Our health care providers don’t get to turn a blind eye to symptoms of America’s divisions and inactions. They also don’t get to decide who deserves treatment. The victim or the shooter. The immigrant or native born. The nationalist or the progressive. For clinicians, they’re all patients. But health care professionals do suffer the consequences of inaction.
William Osler famously remarked, “Listen to your patients; they’re telling you their diagnosis.” We also need to listen to our clinicians. Story by story, they’re telling us that our nation is in crisis. Too many people are dying too unnecessarily from too many treatable conditions by too many factors that we can control.
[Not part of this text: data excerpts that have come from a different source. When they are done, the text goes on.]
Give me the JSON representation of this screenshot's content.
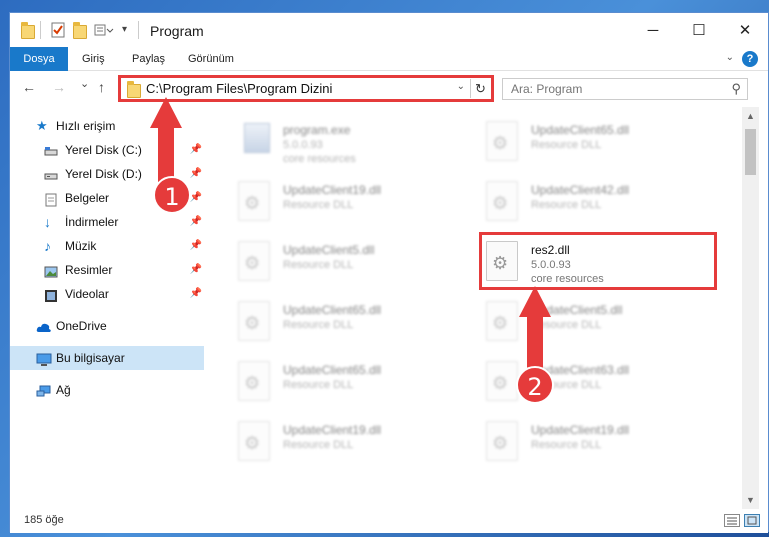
{
  "window": {
    "title": "Program"
  },
  "title_buttons": {
    "minimize": "─",
    "maximize": "☐",
    "close": "✕"
  },
  "ribbon": {
    "tabs": [
      "Dosya",
      "Giriş",
      "Paylaş",
      "Görünüm"
    ],
    "help": "?"
  },
  "nav": {
    "back": "←",
    "forward": "→",
    "recent": "⌄",
    "up": "↑",
    "address": "C:\\Program Files\\Program Dizini",
    "search_placeholder": "Ara: Program"
  },
  "sidebar": {
    "items": [
      {
        "label": "Hızlı erişim",
        "icon": "star-icon"
      },
      {
        "label": "Yerel Disk (C:)",
        "icon": "drive-icon",
        "pinned": true
      },
      {
        "label": "Yerel Disk (D:)",
        "icon": "drive-icon",
        "pinned": true
      },
      {
        "label": "Belgeler",
        "icon": "documents-icon",
        "pinned": true
      },
      {
        "label": "İndirmeler",
        "icon": "download-icon",
        "pinned": true
      },
      {
        "label": "Müzik",
        "icon": "music-icon",
        "pinned": true
      },
      {
        "label": "Resimler",
        "icon": "pictures-icon",
        "pinned": true
      },
      {
        "label": "Videolar",
        "icon": "videos-icon",
        "pinned": true
      },
      {
        "label": "OneDrive",
        "icon": "cloud-icon"
      },
      {
        "label": "Bu bilgisayar",
        "icon": "computer-icon",
        "selected": true
      },
      {
        "label": "Ağ",
        "icon": "network-icon"
      }
    ],
    "pin_glyph": "📌"
  },
  "files": [
    {
      "name": "program.exe",
      "line2": "5.0.0.93",
      "line3": "core resources"
    },
    {
      "name": "UpdateClient65.dll",
      "line2": "Resource DLL",
      "line3": ""
    },
    {
      "name": "UpdateClient19.dll",
      "line2": "Resource DLL",
      "line3": ""
    },
    {
      "name": "UpdateClient42.dll",
      "line2": "Resource DLL",
      "line3": ""
    },
    {
      "name": "UpdateClient5.dll",
      "line2": "Resource DLL",
      "line3": ""
    },
    {
      "name": "res2.dll",
      "line2": "5.0.0.93",
      "line3": "core resources"
    },
    {
      "name": "UpdateClient65.dll",
      "line2": "Resource DLL",
      "line3": ""
    },
    {
      "name": "UpdateClient5.dll",
      "line2": "Resource DLL",
      "line3": ""
    },
    {
      "name": "UpdateClient65.dll",
      "line2": "Resource DLL",
      "line3": ""
    },
    {
      "name": "UpdateClient63.dll",
      "line2": "Resource DLL",
      "line3": ""
    },
    {
      "name": "UpdateClient19.dll",
      "line2": "Resource DLL",
      "line3": ""
    },
    {
      "name": "UpdateClient19.dll",
      "line2": "Resource DLL",
      "line3": ""
    }
  ],
  "status": {
    "item_count": "185 öğe"
  },
  "annotations": {
    "step1": "1",
    "step2": "2",
    "color": "#e53b3b"
  }
}
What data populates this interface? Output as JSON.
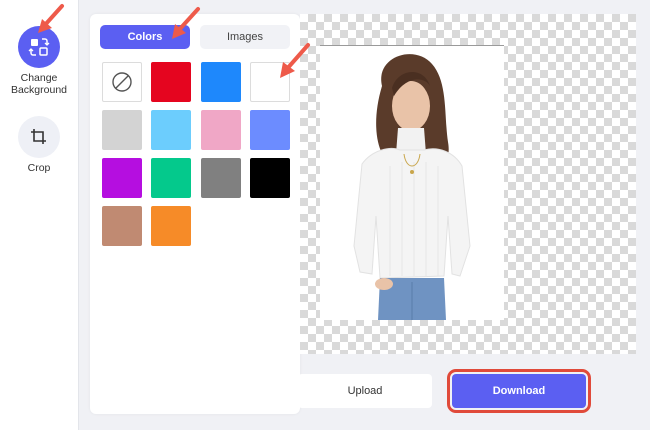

Sure, no one likes the electronic medical record. But that’s not at the heart of burnout. Inaction is driving our collective burnout — not just in health care, but in all care. Again and again, providers across the country are put in a position of saying, “We did all we could.”
They may have done all they could, but the rest of us haven’t.
Why should the public care about the well-being of a well-heeled workforce? Because when the problem is on us, so is the solution. Instead of asking physicians if they’re burned out, let’s start asking: Did we do all we could to heal our nation? Maybe then we can be a part of healing the healers.
Elizabeth Métraux is director of external affairs, Primary Care Progress.